When DaimlerChrysler AGopened its expanded Toledo North Assembly plant four years ago, it vacated a railcar loading lot across the Ann Arbor Railroad tracks from the factory - in favor of loading tracks on its own property.
Now Ford Motor Co. is moving in across the tracks from its competitor.
The Ohio Rail Development Commission has announced a $768,736 low-interest loan to the Ann Arbor that will finance pavement improvements and the purchase of two locomotives that will allow the railroad to revive the Hoffman Road lot as a regional distribution center for Ford vehicles.
About 30 to 35 railcars per day, each carrying between eight and 18 vehicles, are expected to be unloaded, with an annual business of 90,000 to 124,000 vehicles, the rail commission said. The facility will employ 12 people.
“It's just good economic development,” said James Seney, the rail commission's executive director. “It makes use of an idle facility, and it fits Toledo's transportation-center mission.”
Mariena Lepior, Ann Arbor's executive vice president, agreed that the facility's “strategic location” close to I-75, I-280, and U.S. 23 was a factor in re-establishing the site.
Andy Sawers, the director of car-haul operations for Ford, said deliveries will begin July 21.
The vehicles involved are made primarily in St.
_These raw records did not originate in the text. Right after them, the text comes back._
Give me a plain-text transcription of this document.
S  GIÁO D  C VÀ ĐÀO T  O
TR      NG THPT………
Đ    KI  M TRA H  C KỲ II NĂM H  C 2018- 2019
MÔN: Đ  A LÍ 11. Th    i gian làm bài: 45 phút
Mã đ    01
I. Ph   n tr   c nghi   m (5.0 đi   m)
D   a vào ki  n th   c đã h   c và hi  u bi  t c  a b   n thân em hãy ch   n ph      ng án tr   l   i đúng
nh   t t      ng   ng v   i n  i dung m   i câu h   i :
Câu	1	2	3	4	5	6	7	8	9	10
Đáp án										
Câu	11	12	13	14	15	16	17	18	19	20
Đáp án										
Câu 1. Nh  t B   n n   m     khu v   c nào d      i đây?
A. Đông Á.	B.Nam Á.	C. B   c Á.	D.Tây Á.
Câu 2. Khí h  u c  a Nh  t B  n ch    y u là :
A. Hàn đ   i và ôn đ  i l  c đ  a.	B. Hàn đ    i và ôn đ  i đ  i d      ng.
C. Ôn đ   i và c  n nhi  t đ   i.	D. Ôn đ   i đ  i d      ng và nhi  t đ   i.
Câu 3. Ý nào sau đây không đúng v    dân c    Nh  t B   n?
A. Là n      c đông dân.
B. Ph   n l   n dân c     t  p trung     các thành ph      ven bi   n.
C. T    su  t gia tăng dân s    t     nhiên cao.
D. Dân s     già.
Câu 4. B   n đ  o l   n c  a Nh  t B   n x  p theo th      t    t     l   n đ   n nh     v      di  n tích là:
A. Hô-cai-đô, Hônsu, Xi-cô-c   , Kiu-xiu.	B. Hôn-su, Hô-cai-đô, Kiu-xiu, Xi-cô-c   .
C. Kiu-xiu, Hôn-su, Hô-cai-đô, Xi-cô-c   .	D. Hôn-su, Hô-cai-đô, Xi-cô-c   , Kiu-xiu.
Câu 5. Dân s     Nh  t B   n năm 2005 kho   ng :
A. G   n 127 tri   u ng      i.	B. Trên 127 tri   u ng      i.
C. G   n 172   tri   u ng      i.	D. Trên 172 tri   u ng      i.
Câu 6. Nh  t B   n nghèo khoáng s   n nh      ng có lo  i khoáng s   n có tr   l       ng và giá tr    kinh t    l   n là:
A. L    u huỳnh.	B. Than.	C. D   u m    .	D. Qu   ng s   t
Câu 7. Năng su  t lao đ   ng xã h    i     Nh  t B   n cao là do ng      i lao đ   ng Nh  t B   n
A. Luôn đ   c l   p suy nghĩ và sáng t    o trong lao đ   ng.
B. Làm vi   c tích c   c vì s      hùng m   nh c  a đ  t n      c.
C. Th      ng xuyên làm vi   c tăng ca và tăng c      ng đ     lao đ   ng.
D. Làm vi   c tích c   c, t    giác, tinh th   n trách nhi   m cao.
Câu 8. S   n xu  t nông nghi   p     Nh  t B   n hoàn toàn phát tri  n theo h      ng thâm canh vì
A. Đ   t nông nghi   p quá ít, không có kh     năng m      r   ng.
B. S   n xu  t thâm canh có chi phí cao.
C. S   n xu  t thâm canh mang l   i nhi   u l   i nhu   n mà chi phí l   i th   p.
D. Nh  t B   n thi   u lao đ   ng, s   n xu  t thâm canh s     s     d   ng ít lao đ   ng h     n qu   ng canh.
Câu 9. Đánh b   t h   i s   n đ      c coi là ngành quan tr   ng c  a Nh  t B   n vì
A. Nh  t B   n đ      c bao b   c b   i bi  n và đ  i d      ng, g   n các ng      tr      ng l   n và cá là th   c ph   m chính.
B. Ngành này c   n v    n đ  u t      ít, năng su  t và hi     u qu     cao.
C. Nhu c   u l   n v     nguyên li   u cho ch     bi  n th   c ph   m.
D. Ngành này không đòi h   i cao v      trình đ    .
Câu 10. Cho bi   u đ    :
Louis, Kansas City, and Norfolk, Va., and are destined for dealerships in the Toledo area and throughout Michigan, Mr. Sawers said. Such vehicles have been unloaded in Fostoria in the past, he said, and while there will be a slight reduction in business at the terminal there, some traffic now handled at other terminals will be shifted to Fostoria.
The Ann Arbor facility is within a mile of the I-75/I-280 interchange, though trucks to or from I-475 and U.S. 23 will need to use the Stickney Avenue interchange to get on or off I-75.
The Ann Arbor operates a 50-mile rail line between Toledo and its namesake city, but most of its business is concentrated in Toledo and interchanged to larger railroads here. Railcars of Jeeps that DaimlerChrysler loads at its plant are assembled by the Ann Arbor into trains for Norfolk Southern and CSX to pick up, rather than going anywhere on Ann Arbor's main line.
Ms. Lepior said the Ford traffic will be brought into Toledo by CSX and Norfolk Southern, then switched and positioned for unloading by Ann Arbor. Auto Warehousing Corp., will do the unloading.
Mr. Seney said he believed the same auto-carrier cars that bring Fords to Toledo will be reloaded with outbound Jeeps, which will improve railroad efficiency.